Mark Cuban, the charismatic billionaire owner of the Dallas Mavericks, was a natural fit for Tony Stark. Can't you just picture him testifying in front of Congress in the same unhinged manner he screams at NBA referees?
But he's the "inside the box" choice—I've got an "outside the box" choice too...
He may not be a billionaire, but Lakers superstar Kobe Bryant has got the unflappable confidence and killer instinct of a superhero. In fact, I've seen him carry four (very large) grown men on his shoulders to victory on more than one occasion.
Plus, much like Tony Stark, sometimes Kobe can fail miserably too. But the failure never gives him a moment's pause about his ability to do it again the very next night.
I think Mark Cuban and Kobe Bryant are both pretty inspired casting. Besides, you really can't go wrong—it's Iron Man.
DC Comics supervillain Bane is just one of countless sketchy characters that inhabit Gotham City for the sole purpose of making Batman's life miserable. Bane is one of Batman's more formidable. physical and intellectual foes—mixing a sick sense of humor with almost uncontrollable blood lust.
Brock Lesnar's ill-fated foray into MMA proved he isn't quite as tough as he looks, but he sure does look look the part of a skull-crushing monster. And the hilariously scary practical joke he played on SportsNation co-host Colin Cowherd proves he's got a sense of humor as well.
Catwoman stands among the likes of the Joker, Two-Face and the Riddler as one of the best Batman villains ever.
Although her relationship with Batman is a bit more complicated than theirs.
She was part of the iconic Batman television series of the 1960s and has been portrayed a number of times since—all with varying degrees of success.
Gina Carano officially transitioned from MMA superstar to bankable actress after starring in the well-received action flick Haywire. Carano has the confidence, physical prowess and sex appeal the role requires.

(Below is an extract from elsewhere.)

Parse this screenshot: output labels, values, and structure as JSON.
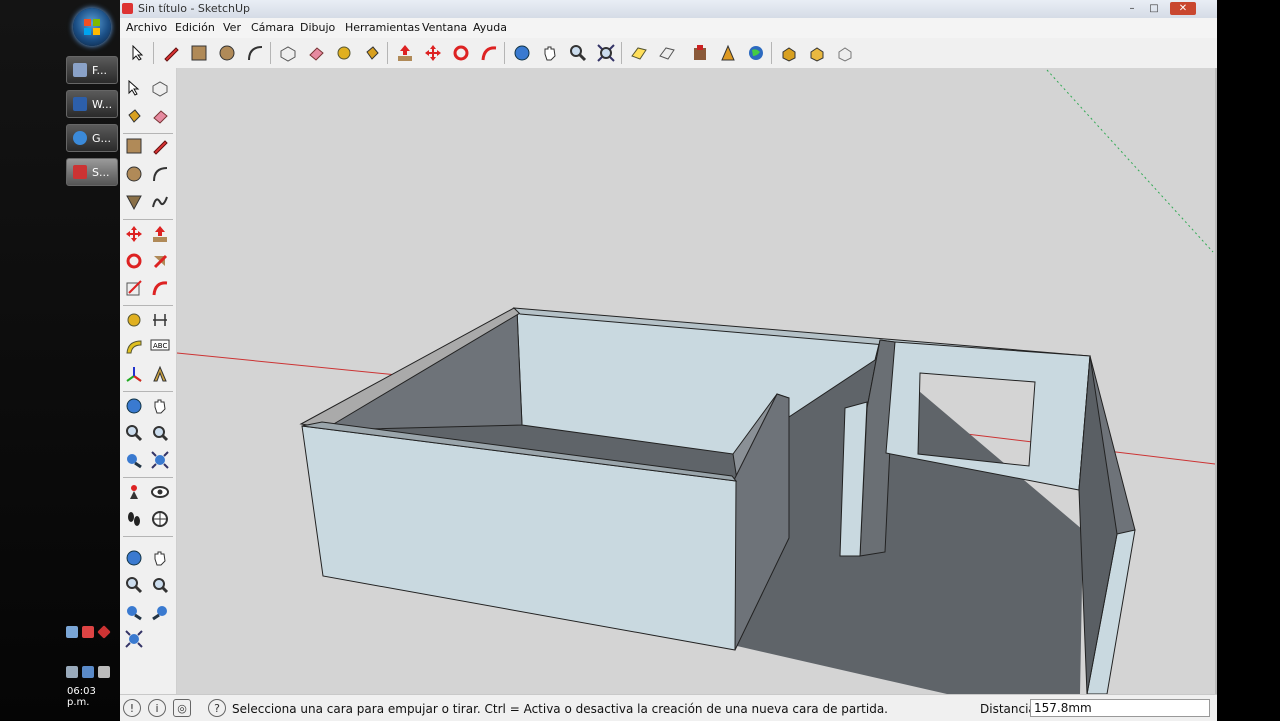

The role obviously isn't an easy one, so who knows how well she'd actually fare—couldn't be worse than Halle Berry's turn.
No doubt you're familiar with Batman, DC Comics' most famous and bankable superhero. Batman is the alter ego of billionaire Bruce Wayne, who is charged with the nearly impossible task of protecting the people of Gotham City from the increasingly maniacal criminal underworld.
You can't cast someone outside New York City to play Batman—it just wouldn't feel right. Batman, and even Bruce Wayne, would cease to exist in any other city—much like Yankees legend, and the unofficial mayor of the Big Apple, Derek Jeter.
Actually, with the way he's been hitting this season, I'm not entirely sure Derek Jeter isn't Batman already.
But maybe baseball isn't your thing...
In which case, Rangers superstar goalie Henrik Lundqvist might be more what you're looking for. Either way, Jeter or Lundqvist, you really can't go wrong.